The print media have been hanging on, but we're obviously hearing the death rattle here as well. Newspapers in the traditional sense are on life support, and magazines are feeling the pinch (and virtually all now have an online presence). Books have been the slowest to digitize--slower anyway than magazines and newspapers--maybe because many established readers love the look and feel of a book. There's something hidebound and comfortable about a physical book. It's a connection to history, to the great thinkers of the past. Unlike audio recordings, the tradition of the written word goes back centuries; writing is one of the key things that marks human civilization.

But as technology has advanced, books have begun to seem a touch, well, antique (heresy!). And the lines between all these media have become quite blurry. An online paper or blog may have video or interactive charts or polls; an excellent sound recording may have accompanying video; your phone's reader lives cheek-by-jowl with your weather apps and your text messaging and your location apps. (In the span of a couple years I suddenly find the yellow pages book seems like something from an archeological dig. I wouldn't even consider using a phone book to find the number or location of a business.) But books are more than just books; there is a bunch of stuff attached to "book culture" that will be hard to lose, stuff that needed the commerce of the bookstore for sustenance: the coffee shop and bakery, the fireplace with comfy chairs and other book-lovers all around.

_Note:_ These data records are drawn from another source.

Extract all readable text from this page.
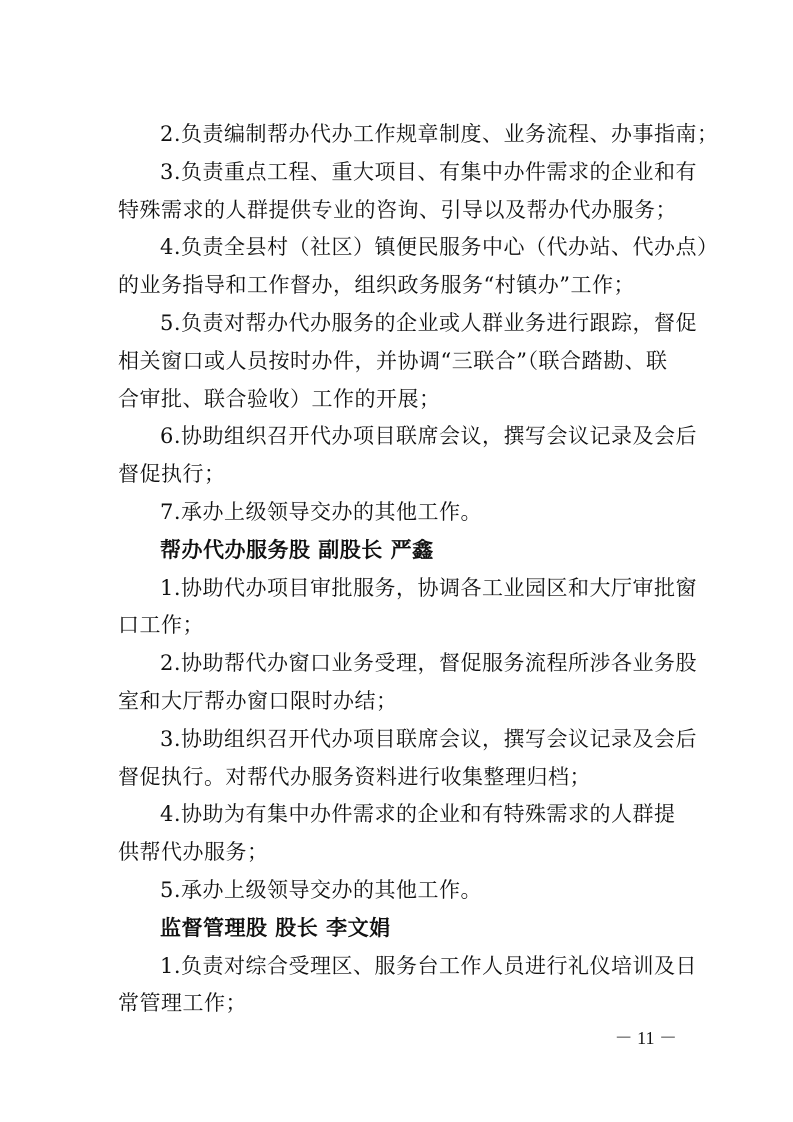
2.负责编制帮办代办工作规章制度、业务流程、办事指南；
3.负责重点工程、重大项目、有集中办件需求的企业和有
特殊需求的人群提供专业的咨询、引导以及帮办代办服务；
4.负责全县村（社区）镇便民服务中心（代办站、代办点）
的业务指导和工作督办，组织政务服务“村镇办”工作；
5.负责对帮办代办服务的企业或人群业务进行跟踪，督促
相关窗口或人员按时办件，并协调“三联合”（联合踏勘、联
合审批、联合验收）工作的开展；
6.协助组织召开代办项目联席会议，撰写会议记录及会后
督促执行；
7.承办上级领导交办的其他工作。
帮办代办服务股 副股长 严鑫
1.协助代办项目审批服务，协调各工业园区和大厅审批窗
口工作；
2.协助帮代办窗口业务受理，督促服务流程所涉各业务股
室和大厅帮办窗口限时办结；
3.协助组织召开代办项目联席会议，撰写会议记录及会后
督促执行。对帮代办服务资料进行收集整理归档；
4.协助为有集中办件需求的企业和有特殊需求的人群提
供帮代办服务；
5.承办上级领导交办的其他工作。
监督管理股 股长 李文娟
1.负责对综合受理区、服务台工作人员进行礼仪培训及日
常管理工作；
－ 11 －
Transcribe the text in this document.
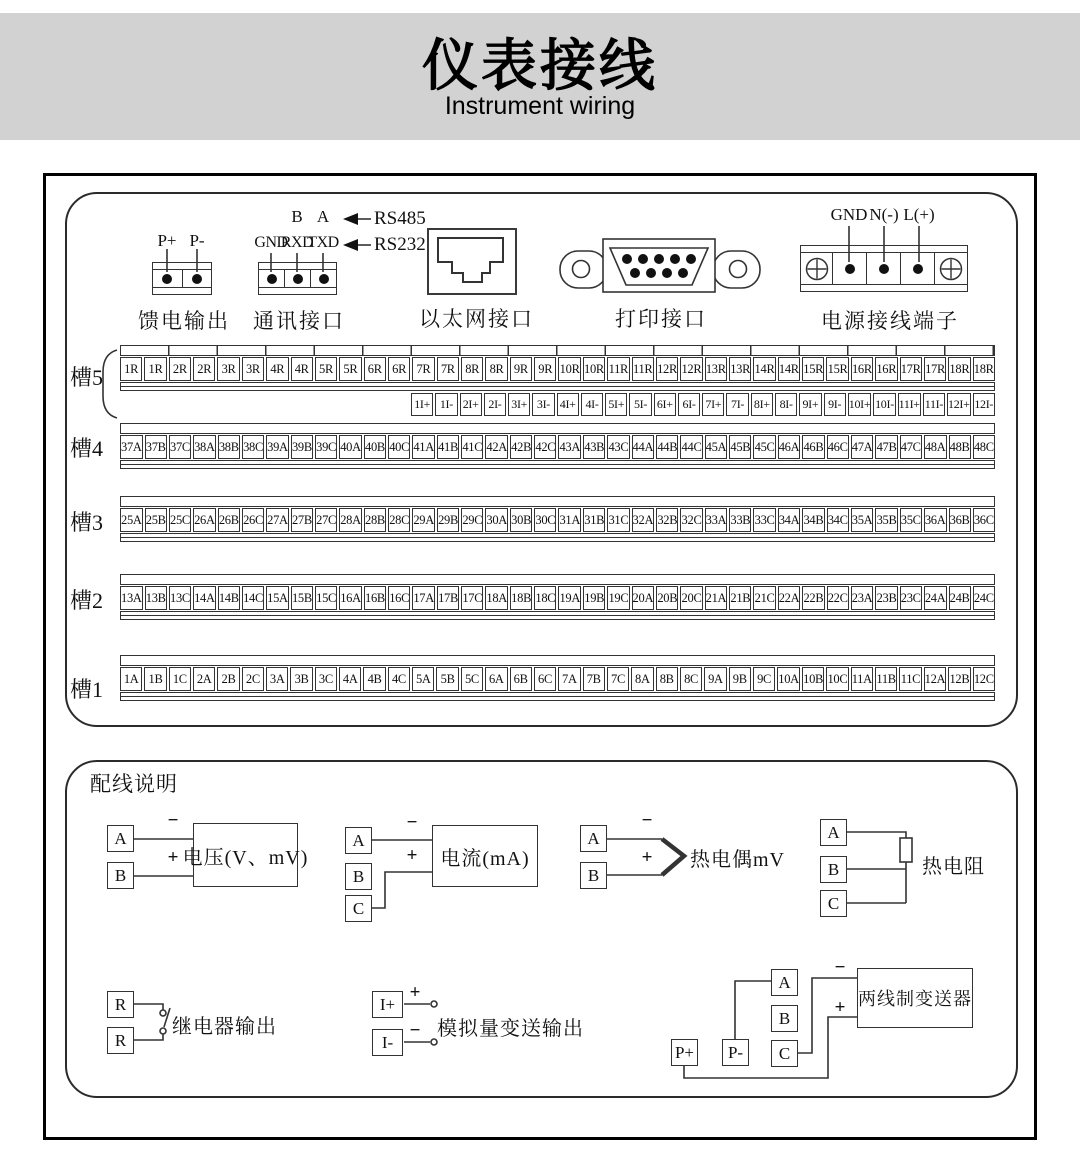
仪表接线
Instrument wiring
P+ P-
馈电输出
B A RS485
GND
RXD
TXD RS232
通讯接口	以太网接口	打印接口
GND N(-) L(+)
电源接线端子
槽5	1R 1R 2R 2R 3R 3R 4R 4R 5R 5R 6R 6R 7R 7R 8R 8R 9R 9R 10R 10R 11R 11R 12R 12R 13R 13R 14R 14R 15R 15R 16R 16R 17R 17R 18R 18R
1I+ 1I- 2I+ 2I- 3I+ 3I- 4I+ 4I- 5I+ 5I- 6I+ 6I- 7I+ 7I- 8I+ 8I- 9I+ 9I- 10I+ 10I- 11I+ 11I- 12I+ 12I-
槽4	37A 37B 37C 38A 38B 38C 39A 39B 39C 40A 40B 40C 41A 41B 41C 42A 42B 42C 43A 43B 43C 44A 44B 44C 45A 45B 45C 46A 46B 46C 47A 47B 47C 48A 48B 48C
槽3	25A 25B 25C 26A 26B 26C 27A 27B 27C 28A 28B 28C 29A 29B 29C 30A 30B 30C 31A 31B 31C 32A 32B 32C 33A 33B 33C 34A 34B 34C 35A 35B 35C 36A 36B 36C
槽2	13A 13B 13C 14A 14B 14C 15A 15B 15C 16A 16B 16C 17A 17B 17C 18A 18B 18C 19A 19B 19C 20A 20B 20C 21A 21B 21C 22A 22B 22C 23A 23B 23C 24A 24B 24C
槽1	1A 1B 1C 2A 2B 2C 3A 3B 3C 4A 4B 4C 5A 5B 5C 6A 6B 6C 7A 7B 7C 8A 8B 8C 9A 9B 9C 10A 10B 10C 11A 11B 11C 12A 12B 12C
配线说明
A
B
−
+ 电压(V、mV)
A
B
C
−
+	电流(mA)
A
B
−
+ 热电偶mV
A
B
C
热电阻
R
R
继电器输出
I+
I-
+
− 模拟量变送输出
A
B
C
P+	P-
−
+ 两线制变送器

For the non-bar crowd, the bookstore makes for a great, brainy hangout.

Actually, I'm thrilled by so many of the changes, the ability to read magazines and books on a single iPad, with blogs and movies and videos (and so much more) at my fingertips with the same device. But this NYT article makes me a little wistful for what I'm losing in the bargain. This particular place became one of the last places to buy classical music CDs in the city after all the other had closed. And I've bought a lot of books there.



But there's no getting around it. I'm sick of carrying 10 lbs of books around with me on my travels, and the lure of the iPad is irresistible. I'll miss this bookstore (though I shed no tears for the demise of Barnes & Noble generally), but it's time to move on.

4 comments:

Jon said...

I'm sorry to say that if the newspaper and magazine industry leave me, I will be forever lost. An un thumbed newspaper is still one of lifes great simple pleasures! I cant see myself reading my favorite magazine on an ipad. But then again, who knows. I too, may be forced to change. What a day that will be!

wunelle said...

Ah, laddie: you're not safe! Here you are, online, reading blogs, checking out the news. It's only a matter of time before you get the BDDisgrace online or the Echolalia Shopper.

The sky IS falling! Next thing you know, you'll be driving an air-conditioned truck with an automatic transmission and reading the day's news on an e-reader!

dbackdad said...

I'm not a luddite and enjoy the new technology. I will certainly have an e-reader of some kind (hopefully an iPad) within the next year. That being said, I still enjoy books, enjoy having books. Heck, books and bookcases make up about half the decoration of my house. And as you say, I like the ambiance and atmosphere of the bookstore and coffee shop. I think there will be room for both electronic and non-electronic reading for quite awhile.

CyberKitten said...

I shall remain a fan of hardcopy.... at least for now.